Given that almost everyone agrees that top salaries are out of control and often create perverse incentives to ramp up short-term performance, one might have thought that voters would have backed this populist measure. After all, back in March the Swiss backed a referendum that increased shareholder involvement in salaries and banned golden hellos and parachutes.

But while superficially attractive, the Swiss voters were smart enough to think through the consequences of this measure and realised that they would be the losers rather than the winners. It’s a bit like the UK’s opposition leader, Ed Miliband, proposing to cap energy prices, which ultimately lost him support. It sounds a great idea but deep down we know it is unrealistic and unworkable.

The same is true with a crude 1:12 ratio on pay. It would have put companies in a terrible bind. Not only would it have been impossible for them to find a qualified CEO but they would also have struggled to hire a range of experts and specialists essential to their business. Switzerland would have seen a major exodus of companies if the rule were strictly enforced.

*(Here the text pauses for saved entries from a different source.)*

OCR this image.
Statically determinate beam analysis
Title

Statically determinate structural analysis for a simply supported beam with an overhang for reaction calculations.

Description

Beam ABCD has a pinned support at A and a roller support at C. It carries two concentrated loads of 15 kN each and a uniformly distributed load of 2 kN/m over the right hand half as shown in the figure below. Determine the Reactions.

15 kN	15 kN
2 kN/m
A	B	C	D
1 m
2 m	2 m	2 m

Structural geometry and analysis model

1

Alternatively, companies would have just found ways round the rules – paying salaries in different forms, raising the minimum salary by contracting out all the low-paid work, etc... etc... Press reports in October suggested Barclays was considering making additional payments to top bankers as a way around EU bonus rules. Barclays did not comment on the reports.

So if salary limits are unworkable, what is the answer? The Swiss were closer to an answer with their stipulation that executive salaries are subject to shareholder approval. In principle, shareholders already have this responsibility but in practice they tend not to get too involved or they simply waive through the recommendations of the board.

Maybe the way ahead is to insist on a more formal governance structure whereby major changes require a special shareholders' meeting to be called and awards outside industry norms require special justification. The result has to be published in a full-page advertisement in a newspaper and on the company’s website.

The other angle, which is being pursued in the UK, in the case of bankers’ bonuses, is to insist on a portion being paid in stock and a portion deferred as well as a clawback mechanism if things go wrong.

These measures don’t catch the headlines in the way the Swiss 1:12 proposal did. But ultimately they may prove more effective.

Brian Caplen is the editor of The Banker.